Dysfunction at remote first company

Anonymous
I’ve worked at a remote first company in consulting with a small physical office here in the DC area for almost 5 years, I joined during Covid. Don’t want to share lots of details out of respect for privacy but it’s tech adjacent, ~150 employees worldwide with about 20% of them being in DC. Also a very young team where most people are under 40 and single, I’m early 30s and married with a toddler and another on the way.

This was and sometimes still is a fun place to work and pays market rate but I’m over how our time isn’t used wisely and excessive meetings, plus happy hours that go way late once maybe twice per week that were basically required to attend if we don’t want to get laid off. Clients don’t attend these and it’s basically just going to a dive bar and drinking till late or playing on a kickball league. I totally get this might be fun when you’re 23 but I have a toddler at home and it breaks up your whole week. Were also in calls with a AI bot recording us all day, sometimes for 6-7 hours a day and they require us to have “prep calls” for client calls that are only 15 minutes long. There’s also constant lunch and learns, team bonding calls with 50+ people talking over each other, and excessive performance reviews. Company hasn’t done particularly well the last three years either from a financial standpoint.

Don’t get me wrong this was a great place during the pandemic but I don’t think they realize people have lives outside of work and need their time used effectively. Doesn’t help that many of my peers entire social lives revolve around this company, so there’s a ton of inter office drama to navigate.
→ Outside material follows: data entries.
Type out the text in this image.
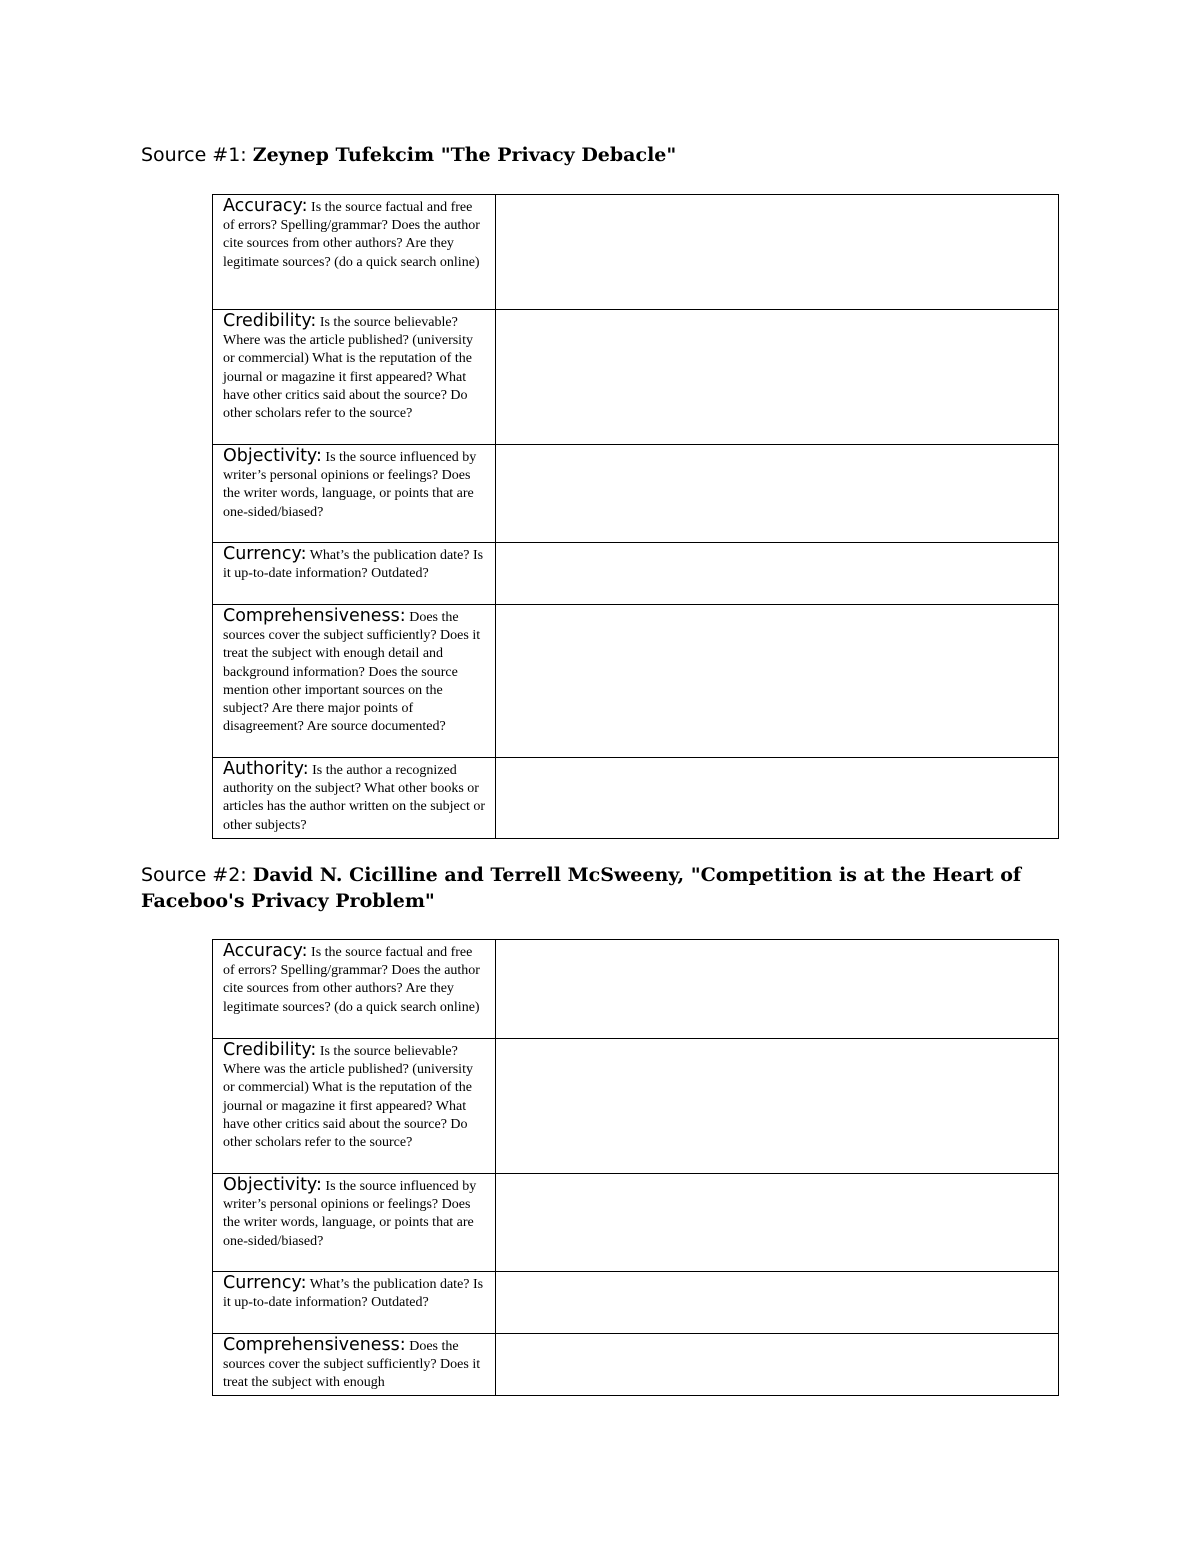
Source #1: Zeynep Tufekcim "The Privacy Debacle"
Accuracy: Is the source factual and free of errors? Spelling/grammar? Does the author cite sources from other authors? Are they legitimate sources? (do a quick search online)	
Credibility: Is the source believable? Where was the article published? (university or commercial) What is the reputation of the journal or magazine it first appeared? What have other critics said about the source? Do other scholars refer to the source?	
Objectivity: Is the source influenced by writer’s personal opinions or feelings? Does the writer words, language, or points that are one-sided/biased?	
Currency: What’s the publication date? Is it up-to-date information? Outdated?	
Comprehensiveness: Does the sources cover the subject sufficiently? Does it treat the subject with enough detail and background information? Does the source mention other important sources on the subject? Are there major points of disagreement? Are source documented?	
Authority: Is the author a recognized authority on the subject? What other books or articles has the author written on the subject or other subjects?	
Source #2: David N. Cicilline and Terrell McSweeny, "Competition is at the Heart of Faceboo's Privacy Problem"
Accuracy: Is the source factual and free of errors? Spelling/grammar? Does the author cite sources from other authors? Are they legitimate sources? (do a quick search online)	
Credibility: Is the source believable? Where was the article published? (university or commercial) What is the reputation of the journal or magazine it first appeared? What have other critics said about the source? Do other scholars refer to the source?	
Objectivity: Is the source influenced by writer’s personal opinions or feelings? Does the writer words, language, or points that are one-sided/biased?	
Currency: What’s the publication date? Is it up-to-date information? Outdated?	
Comprehensiveness: Does the sources cover the subject sufficiently? Does it treat the subject with enough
I will eventually leave but need to get through this second baby first without getting laid off. Any tips on how to survive this?
Anonymous
I have a straw for you. Suck it the f up.
Anonymous
Yikes. For the happy hours, can’t you use your kid as an excuse to not attend? (e.g. I have to pickup Jane from daycare/get dinner started/take her to bed, etc). And then maybe just pop in, stay for half an hour and head out? Not sure what to tell you about the calls…I would start looking now for an exit regardless of the where your partner is in the pregnancy.
Anonymous
Please leave. I worked a small super hip start up where average age was 25 when I was 58. He had all sorts of fund things all the time. I did it for two years then moved on.
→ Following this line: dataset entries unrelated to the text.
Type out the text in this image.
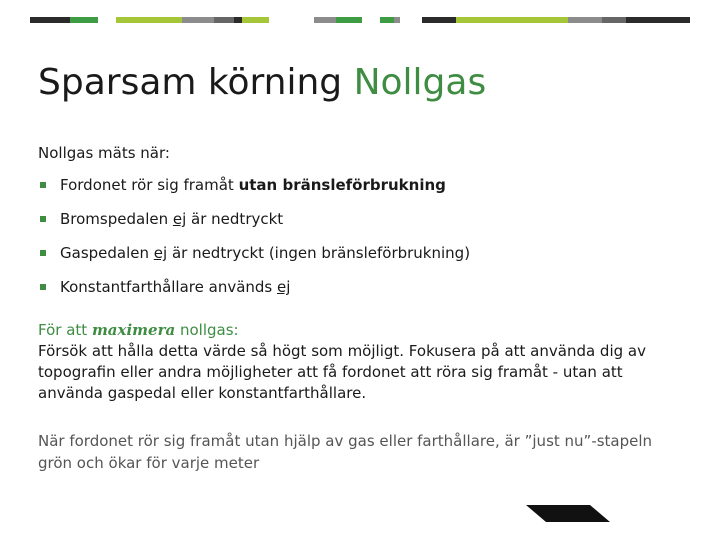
Sparsam körning Nollgas
Nollgas mäts när:
Fordonet rör sig framåt utan bränsleförbrukning
Bromspedalen ej är nedtryckt
Gaspedalen ej är nedtryckt (ingen bränsleförbrukning)
Konstantfarthållare används ej
För att maximera nollgas:
Försök att hålla detta värde så högt som möjligt. Fokusera på att använda dig av topografin eller andra möjligheter att få fordonet att röra sig framåt - utan att använda gaspedal eller konstantfarthållare.
När fordonet rör sig framåt utan hjälp av gas eller farthållare, är ”just nu”-stapeln grön och ökar för varje meter
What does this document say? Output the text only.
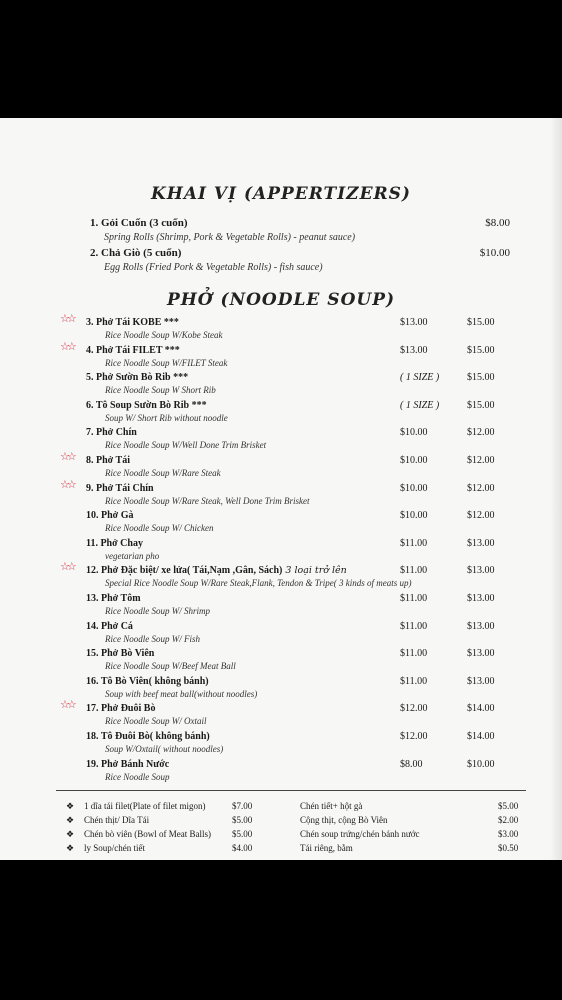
KHAI VỊ (APPERTIZERS)
1. Gỏi Cuốn (3 cuốn)
Spring Rolls (Shrimp, Pork & Vegetable Rolls) - peanut sauce)
$8.00
2. Chả Giò (5 cuốn)
Egg Rolls (Fried Pork & Vegetable Rolls) - fish sauce)
$10.00
PHỞ (NOODLE SOUP)
3. Phở Tái KOBE ***
Rice Noodle Soup W/Kobe Steak
$13.00	$15.00
4. Phở Tái FILET ***
Rice Noodle Soup W/FILET Steak
$13.00	$15.00
5. Phở Sườn Bò Rib ***
Rice Noodle Soup W Short Rib
( 1 SIZE )	$15.00
6. Tô Soup Sườn Bò Rib ***
Soup W/ Short Rib without noodle
( 1 SIZE )	$15.00
7. Phở Chín
Rice Noodle Soup W/Well Done Trim Brisket
$10.00	$12.00
8. Phở Tái
Rice Noodle Soup W/Rare Steak
$10.00	$12.00
9. Phở Tái Chín
Rice Noodle Soup W/Rare Steak, Well Done Trim Brisket
$10.00	$12.00
10. Phở Gà
Rice Noodle Soup W/ Chicken
$10.00	$12.00
11. Phở Chay
vegetarian pho
$11.00	$13.00
12. Phở Đặc biệt/ xe lửa( Tái,Nạm ,Gân, Sách) 3 loại trở lên
Special Rice Noodle Soup W/Rare Steak,Flank, Tendon & Tripe( 3 kinds of meats up)
$11.00	$13.00
13. Phở Tôm
Rice Noodle Soup W/ Shrimp
$11.00	$13.00
14. Phở Cá
Rice Noodle Soup W/ Fish
$11.00	$13.00
15. Phở Bò Viên
Rice Noodle Soup W/Beef Meat Ball
$11.00	$13.00
16. Tô Bò Viên( không bánh)
Soup with beef meat ball(without noodles)
$11.00	$13.00
17. Phở Đuôi Bò
Rice Noodle Soup W/ Oxtail
$12.00	$14.00
18. Tô Đuôi Bò( không bánh)
Soup W/Oxtail( without noodles)
$12.00	$14.00
19. Phở Bánh Nước
Rice Noodle Soup
$8.00	$10.00
❖ 1 dĩa tái filet(Plate of filet migon)	$7.00
❖ Chén thịt/ Dĩa Tái	$5.00
❖ Chén bò viên (Bowl of Meat Balls) $5.00
❖ ly Soup/chén tiết	$4.00
Chén tiết+ hột gà	$5.00
Cộng thịt, cộng Bò Viên	$2.00
Chén soup trứng/chén bánh nước	$3.00
Tái riêng, bằm	$0.50
☆☆
☆☆
☆☆
☆☆
☆☆
☆☆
It is not my place to tell my young single co-workers who live near office and many even date each other and best friends work there they no longer can have Pizza Party Wed, Free Bagels Thursday morning, Thirsty Thursday Happy hour, our Annual xmas party, our offsite fun partes cause I am old and boring. I did it and enjoyed it and then moved on
Anonymous
That sounds exhausting OP!

(Sorry for the poster above you who apparently is devoid of sympathy)

I don’t have much advice because I would probably have gotten myself fired with being so overstimulated. But if they are a large company, they probably have to follow some legal guidelines. Is there a company policy you can refer to regarding job expectations?

Otherwise maybe if there is someone in management to talk to maybe to come to a compromise. Frame it as you want to make sure you are working at your best for the company and clients. If you feel they are approachable.

Brush up your CV, reach out to contacts, and find something with more balance. They obviously are having struggles - and it might be best to get out of the company before things get worse.
Anonymous
Pick some things. Go to the happy hours. Skip others.